Pour plus de clarté la conversation a été éditée, la traduction est de Stephanie Williamson et la version originale, en anglais, peut être lue en bas de cette newsletter.
Rebecca Amsellem – Avez-vous déjà réfléchi à la notion d’une utopie féministe ?
Reni Eddo Lodge – Étant donné que je viens d’un milieu plutôt de gauche et que je suis une penseuse et une penseuse critique, cela implique d’être dans une tradition de réflexion et de critique. Je ne dis pas que c’est une mauvaise chose.
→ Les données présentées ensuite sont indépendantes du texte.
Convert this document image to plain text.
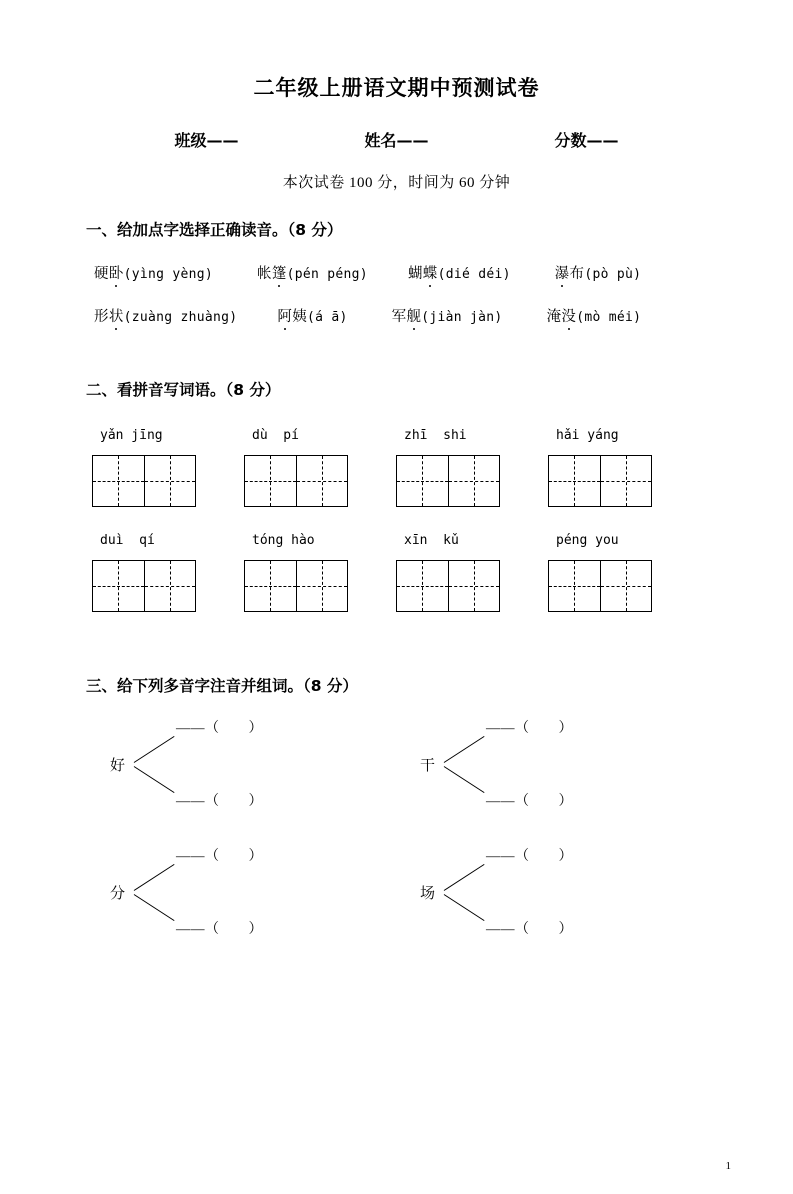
二年级上册语文期中预测试卷
班级——	姓名——	分数——
本次试卷 100 分，时间为 60 分钟
一、给加点字选择正确读音。（8 分）
硬卧(yìng yèng)	帐篷(pén péng)	蝴蝶(dié déi)	瀑布(pò pù)
形状(zuàng zhuàng)	阿姨(á ā)	军舰(jiàn jàn)	淹没(mò méi)
二、看拼音写词语。（8 分）
yǎn jīng	dù  pí	zhī  shi	hǎi yáng
duì  qí	tóng hào	xīn  kǔ	péng you
三、给下列多音字注音并组词。（8 分）
好
——（　　）
——（　　）
干
——（　　）
——（　　）
分
——（　　）
——（　　）
场
——（　　）
——（　　）
1
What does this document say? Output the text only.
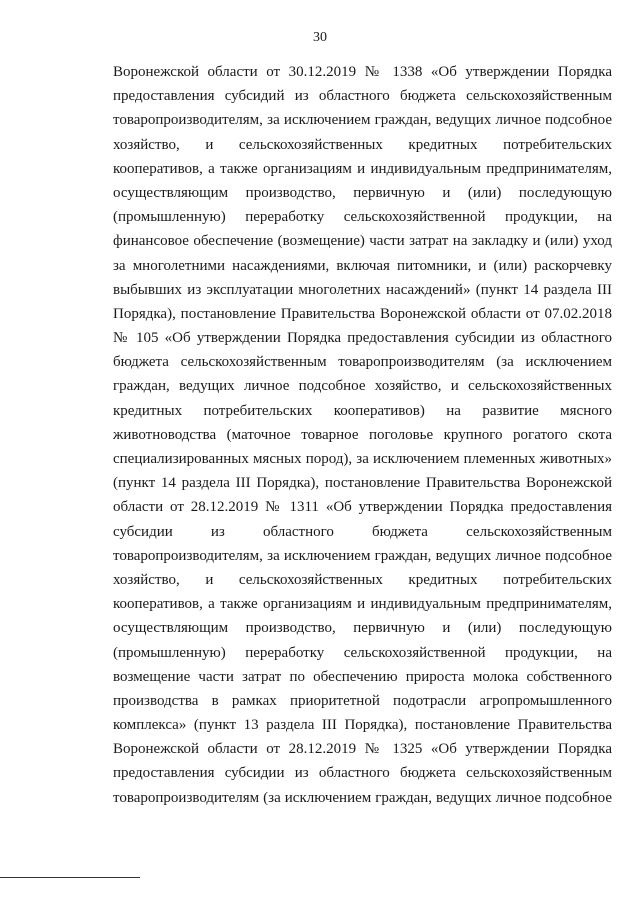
30
Воронежской области от 30.12.2019 № 1338 «Об утверждении Порядка
предоставления субсидий из областного бюджета сельскохозяйственным
товаропроизводителям, за исключением граждан, ведущих личное подсобное
хозяйство, и сельскохозяйственных кредитных потребительских
кооперативов, а также организациям и индивидуальным предпринимателям,
осуществляющим производство, первичную и (или) последующую
(промышленную) переработку сельскохозяйственной продукции, на
финансовое обеспечение (возмещение) части затрат на закладку и (или) уход
за многолетними насаждениями, включая питомники, и (или) раскорчевку
выбывших из эксплуатации многолетних насаждений» (пункт 14 раздела III
Порядка), постановление Правительства Воронежской области от 07.02.2018
№ 105 «Об утверждении Порядка предоставления субсидии из областного
бюджета сельскохозяйственным товаропроизводителям (за исключением
граждан, ведущих личное подсобное хозяйство, и сельскохозяйственных
кредитных потребительских кооперативов) на развитие мясного
животноводства (маточное товарное поголовье крупного рогатого скота
специализированных мясных пород), за исключением племенных животных»
(пункт 14 раздела III Порядка), постановление Правительства Воронежской
области от 28.12.2019 № 1311 «Об утверждении Порядка предоставления
субсидии из областного бюджета сельскохозяйственным
товаропроизводителям, за исключением граждан, ведущих личное подсобное
хозяйство, и сельскохозяйственных кредитных потребительских
кооперативов, а также организациям и индивидуальным предпринимателям,
осуществляющим производство, первичную и (или) последующую
(промышленную) переработку сельскохозяйственной продукции, на
возмещение части затрат по обеспечению прироста молока собственного
производства в рамках приоритетной подотрасли агропромышленного
комплекса» (пункт 13 раздела III Порядка), постановление Правительства
Воронежской области от 28.12.2019 № 1325 «Об утверждении Порядка
предоставления субсидии из областного бюджета сельскохозяйственным
товаропроизводителям (за исключением граждан, ведущих личное подсобное
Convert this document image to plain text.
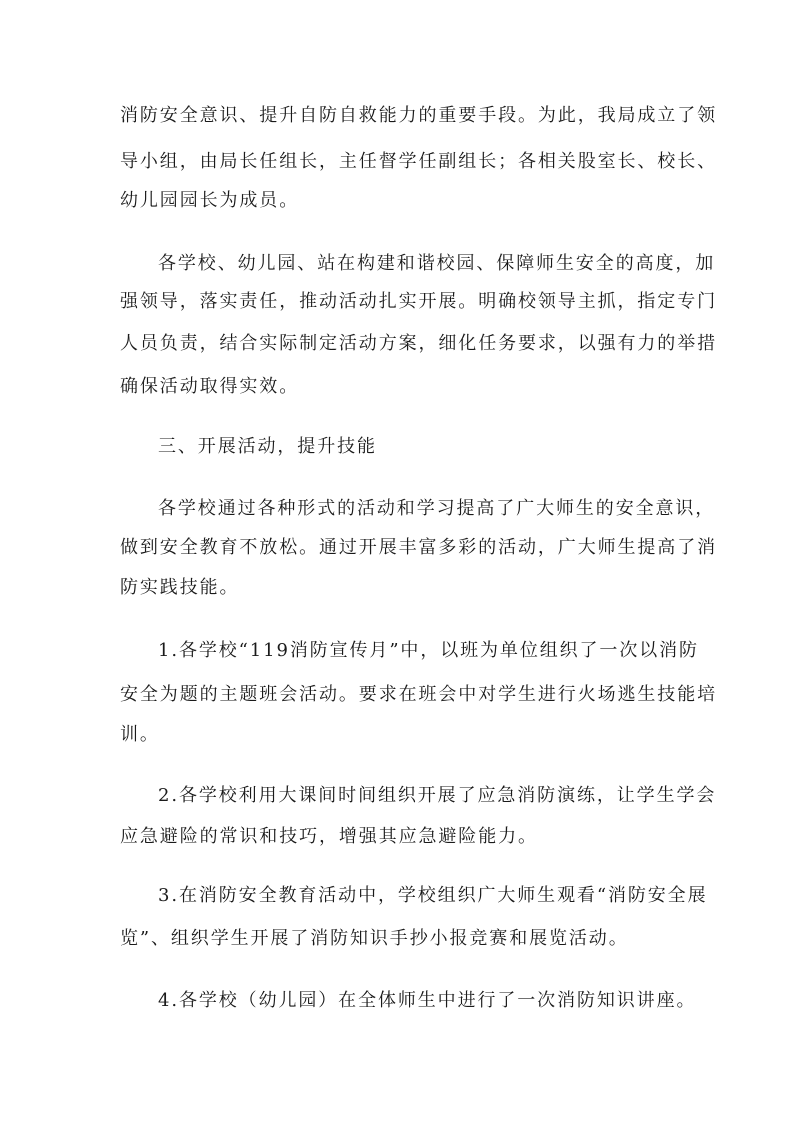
消防安全意识、提升自防自救能力的重要手段。为此，我局成立了领
导小组，由局长任组长，主任督学任副组长；各相关股室长、校长、
幼儿园园长为成员。
各学校、幼儿园、站在构建和谐校园、保障师生安全的高度，加
强领导，落实责任，推动活动扎实开展。明确校领导主抓，指定专门
人员负责，结合实际制定活动方案，细化任务要求，以强有力的举措
确保活动取得实效。
三、开展活动，提升技能
各学校通过各种形式的活动和学习提高了广大师生的安全意识，
做到安全教育不放松。通过开展丰富多彩的活动，广大师生提高了消
防实践技能。
1.各学校“119消防宣传月”中，以班为单位组织了一次以消防
安全为题的主题班会活动。要求在班会中对学生进行火场逃生技能培
训。
2.各学校利用大课间时间组织开展了应急消防演练，让学生学会
应急避险的常识和技巧，增强其应急避险能力。
3.在消防安全教育活动中，学校组织广大师生观看“消防安全展
览”、组织学生开展了消防知识手抄小报竞赛和展览活动。
4.各学校（幼儿园）在全体师生中进行了一次消防知识讲座。
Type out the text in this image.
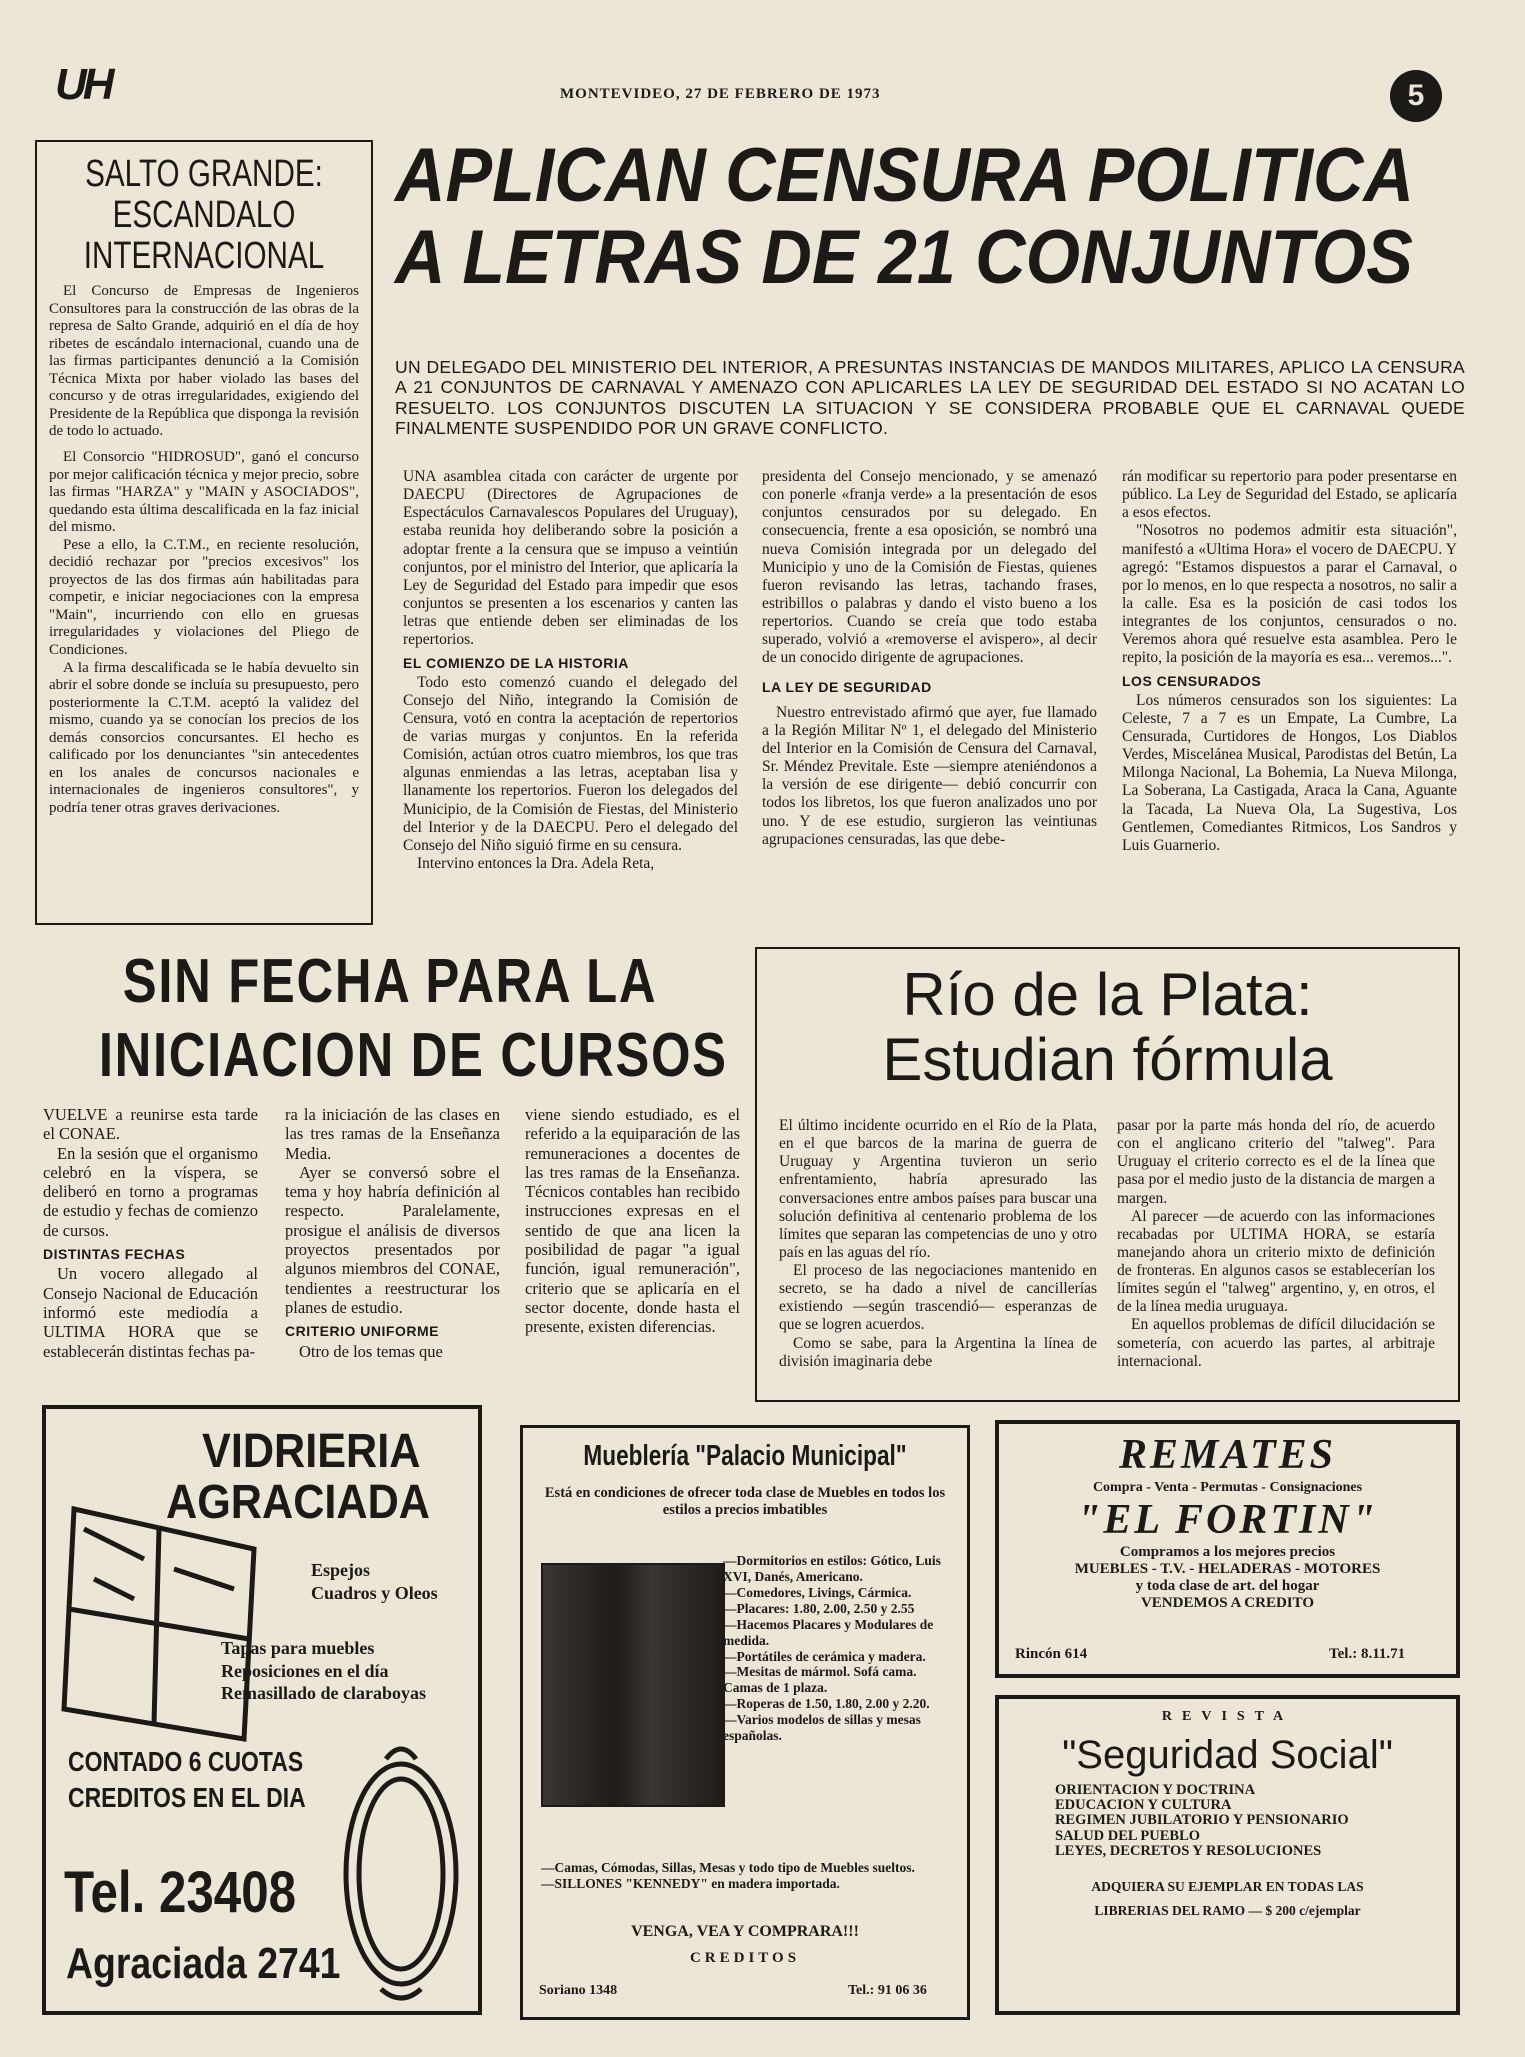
UH	MONTEVIDEO, 27 DE FEBRERO DE 1973	5
SALTO GRANDE:
ESCANDALO
INTERNACIONAL

El Concurso de Empresas de Ingenieros Consultores para la construcción de las obras de la represa de Salto Grande, adquirió en el día de hoy ribetes de escándalo internacional, cuando una de las firmas participantes denunció a la Comisión Técnica Mixta por haber violado las bases del concurso y de otras irregularidades, exigiendo del Presidente de la República que disponga la revisión de todo lo actuado.

El Consorcio "HIDROSUD", ganó el concurso por mejor calificación técnica y mejor precio, sobre las firmas "HARZA" y "MAIN y ASOCIADOS", quedando esta última descalificada en la faz inicial del mismo.

Pese a ello, la C.T.M., en reciente resolución, decidió rechazar por "precios excesivos" los proyectos de las dos firmas aún habilitadas para competir, e iniciar negociaciones con la empresa "Main", incurriendo con ello en gruesas irregularidades y violaciones del Pliego de Condiciones.

A la firma descalificada se le había devuelto sin abrir el sobre donde se incluía su presupuesto, pero posteriormente la C.T.M. aceptó la validez del mismo, cuando ya se conocían los precios de los demás consorcios concursantes. El hecho es calificado por los denunciantes "sin antecedentes en los anales de concursos nacionales e internacionales de ingenieros consultores", y podría tener otras graves derivaciones.

APLICAN CENSURA POLITICA
A LETRAS DE 21 CONJUNTOS
UN DELEGADO DEL MINISTERIO DEL INTERIOR, A PRESUNTAS INSTANCIAS DE MANDOS MILITARES, APLICO LA CENSURA A 21 CONJUNTOS DE CARNAVAL Y AMENAZO CON APLICARLES LA LEY DE SEGURIDAD DEL ESTADO SI NO ACATAN LO RESUELTO. LOS CONJUNTOS DISCUTEN LA SITUACION Y SE CONSIDERA PROBABLE QUE EL CARNAVAL QUEDE FINALMENTE SUSPENDIDO POR UN GRAVE CONFLICTO.

UNA asamblea citada con carácter de urgente por DAECPU (Directores de Agrupaciones de Espectáculos Carnavalescos Populares del Uruguay), estaba reunida hoy deliberando sobre la posición a adoptar frente a la censura que se impuso a veintiún conjuntos, por el ministro del Interior, que aplicaría la Ley de Seguridad del Estado para impedir que esos conjuntos se presenten a los escenarios y canten las letras que entiende deben ser eliminadas de los repertorios.

EL COMIENZO DE LA HISTORIA

Todo esto comenzó cuando el delegado del Consejo del Niño, integrando la Comisión de Censura, votó en contra la aceptación de repertorios de varias murgas y conjuntos. En la referida Comisión, actúan otros cuatro miembros, los que tras algunas enmiendas a las letras, aceptaban lisa y llanamente los repertorios. Fueron los delegados del Municipio, de la Comisión de Fiestas, del Ministerio del Interior y de la DAECPU. Pero el delegado del Consejo del Niño siguió firme en su censura.

Intervino entonces la Dra. Adela Reta,

presidenta del Consejo mencionado, y se amenazó con ponerle «franja verde» a la presentación de esos conjuntos censurados por su delegado. En consecuencia, frente a esa oposición, se nombró una nueva Comisión integrada por un delegado del Municipio y uno de la Comisión de Fiestas, quienes fueron revisando las letras, tachando frases, estribillos o palabras y dando el visto bueno a los repertorios. Cuando se creía que todo estaba superado, volvió a «removerse el avispero», al decir de un conocido dirigente de agrupaciones.

LA LEY DE SEGURIDAD

Nuestro entrevistado afirmó que ayer, fue llamado a la Región Militar Nº 1, el delegado del Ministerio del Interior en la Comisión de Censura del Carnaval, Sr. Méndez Previtale. Este —siempre ateniéndonos a la versión de ese dirigente— debió concurrir con todos los libretos, los que fueron analizados uno por uno. Y de ese estudio, surgieron las veintiunas agrupaciones censuradas, las que debe-

rán modificar su repertorio para poder presentarse en público. La Ley de Seguridad del Estado, se aplicaría a esos efectos.

"Nosotros no podemos admitir esta situación", manifestó a «Ultima Hora» el vocero de DAECPU. Y agregó: "Estamos dispuestos a parar el Carnaval, o por lo menos, en lo que respecta a nosotros, no salir a la calle. Esa es la posición de casi todos los integrantes de los conjuntos, censurados o no. Veremos ahora qué resuelve esta asamblea. Pero le repito, la posición de la mayoría es esa... veremos...".

LOS CENSURADOS

Los números censurados son los siguientes: La Celeste, 7 a 7 es un Empate, La Cumbre, La Censurada, Curtidores de Hongos, Los Diablos Verdes, Miscelánea Musical, Parodistas del Betún, La Milonga Nacional, La Bohemia, La Nueva Milonga, La Soberana, La Castigada, Araca la Cana, Aguante la Tacada, La Nueva Ola, La Sugestiva, Los Gentlemen, Comediantes Ritmicos, Los Sandros y Luis Guarnerio.

SIN FECHA PARA LA
INICIACION DE CURSOS

VUELVE a reunirse esta tarde el CONAE.

En la sesión que el organismo celebró en la víspera, se deliberó en torno a programas de estudio y fechas de comienzo de cursos.

DISTINTAS FECHAS

Un vocero allegado al Consejo Nacional de Educación informó este mediodía a ULTIMA HORA que se establecerán distintas fechas pa-

ra la iniciación de las clases en las tres ramas de la Enseñanza Media.

Ayer se conversó sobre el tema y hoy habría definición al respecto. Paralelamente, prosigue el análisis de diversos proyectos presentados por algunos miembros del CONAE, tendientes a reestructurar los planes de estudio.

CRITERIO UNIFORME

Otro de los temas que

viene siendo estudiado, es el referido a la equiparación de las remuneraciones a docentes de las tres ramas de la Enseñanza. Técnicos contables han recibido instrucciones expresas en el sentido de que ana licen la posibilidad de pagar "a igual función, igual remuneración", criterio que se aplicaría en el sector docente, donde hasta el presente, existen diferencias.

Río de la Plata:
Estudian fórmula

El último incidente ocurrido en el Río de la Plata, en el que barcos de la marina de guerra de Uruguay y Argentina tuvieron un serio enfrentamiento, habría apresurado las conversaciones entre ambos países para buscar una solución definitiva al centenario problema de los límites que separan las competencias de uno y otro país en las aguas del río.

El proceso de las negociaciones mantenido en secreto, se ha dado a nivel de cancillerías existiendo —según trascendió— esperanzas de que se logren acuerdos.

Como se sabe, para la Argentina la línea de división imaginaria debe

pasar por la parte más honda del río, de acuerdo con el anglicano criterio del "talweg". Para Uruguay el criterio correcto es el de la línea que pasa por el medio justo de la distancia de margen a margen.

Al parecer —de acuerdo con las informaciones recabadas por ULTIMA HORA, se estaría manejando ahora un criterio mixto de definición de fronteras. En algunos casos se establecerían los límites según el "talweg" argentino, y, en otros, el de la línea media uruguaya.

En aquellos problemas de difícil dilucidación se sometería, con acuerdo las partes, al arbitraje internacional.

VIDRIERIA
AGRACIADA
Espejos
Cuadros y Oleos
Tapas para muebles
Reposiciones en el día
Remasillado de claraboyas
CONTADO 6 CUOTAS
CREDITOS EN EL DIA
Tel. 23408
Agraciada 2741
Mueblería "Palacio Municipal"
Está en condiciones de ofrecer toda clase de Muebles en todos los estilos a precios imbatibles
—Dormitorios en estilos: Gótico, Luis XVI, Danés, Americano.
—Comedores, Livings, Cármica.
—Placares: 1.80, 2.00, 2.50 y 2.55
—Hacemos Placares y Modulares de medida.
—Portátiles de cerámica y madera.
—Mesitas de mármol. Sofá cama. Camas de 1 plaza.
—Roperas de 1.50, 1.80, 2.00 y 2.20.
—Varios modelos de sillas y mesas españolas.
—Camas, Cómodas, Sillas, Mesas y todo tipo de Muebles sueltos.
—SILLONES "KENNEDY" en madera importada.
VENGA, VEA Y COMPRARA!!!
CREDITOS
Soriano 1348	Tel.: 91 06 36
REMATES
Compra - Venta - Permutas - Consignaciones
"EL FORTIN"
Compramos a los mejores precios
MUEBLES - T.V. - HELADERAS - MOTORES
y toda clase de art. del hogar
VENDEMOS A CREDITO
Rincón 614	Tel.: 8.11.71
REVISTA
"Seguridad Social"
ORIENTACION Y DOCTRINA
EDUCACION Y CULTURA
REGIMEN JUBILATORIO Y PENSIONARIO
SALUD DEL PUEBLO
LEYES, DECRETOS Y RESOLUCIONES
ADQUIERA SU EJEMPLAR EN TODAS LAS
LIBRERIAS DEL RAMO — $ 200 c/ejemplar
Il y a beaucoup de récits dominants dans ce monde qui doivent être critiqués et remis en question. Mais parfois, on peut s’enliser tellement dedans que cela nous empêche d’avoir une quelconque vision des choses. Je pense que mon travail le plus réussi est sans aucun doute un travail de critique, et il
n’y a qu’un petit peu de vision là-dedans. Certaines des premières lectures que j’ai faites lorsque j’ai commencé à m’impliquer dans et à m’intéresser au féminisme, il y a une dizaine d’années, visaient à créer une vision de ce que cela signifie pour les femmes d’avoir des rapports sexuels d’une manière libératoire, qui ne soit pas toujours liée au mal qui nous est fait ou à la résistance. Cela peut être un peu difficile pour celles et ceux d’entre nous qui ont évolué dans un espace de critique. Nous critiquons les récits dominants. Nous nous critiquons les uns les autres, et c’est très bien, mais cela peut nous empêcher de penser de manière un peu plus visionnaire. Je me souviens qu’il y a un passage dans Why I’m No Longer Talking to White People About Race (Le racisme est un problème de Blancs), où je parle du fait que beaucoup de ces hiérarchies dominantes dans notre société sont des choses qui ont été créées, et nous pouvons en créer de meilleures qui serviront à beaucoup plus de monde qu’elles ne le font maintenant. J’ai l’impression que parfois, en particulier dans le domaine de l’antiracisme, mais le féminisme en souffre également, nous pouvons avoir une perspective un peu fataliste et penser que ces choses sont très rigides. Je pense que le mouvement critique sur le genre dans le féminisme – on les appelle les féministes radicales excluant les personnes trans – est une sorte de fatalisme, un véritable attachement à un binaire, un sentiment que ces choses sont inamovibles. Et je pense que parfois l’antiracisme peut être victime de cela. Je ne peux donc pas dire que j’ai vraiment consacré l’ensemble de mon travail à une pensée créative et visionnaire. Mais j’essaie toujours de saupoudrer cette façon de penser à travers ce que je crée, parce qu’évidemment nous héritons de l’état du monde. Nous héritons de l’état de la situation.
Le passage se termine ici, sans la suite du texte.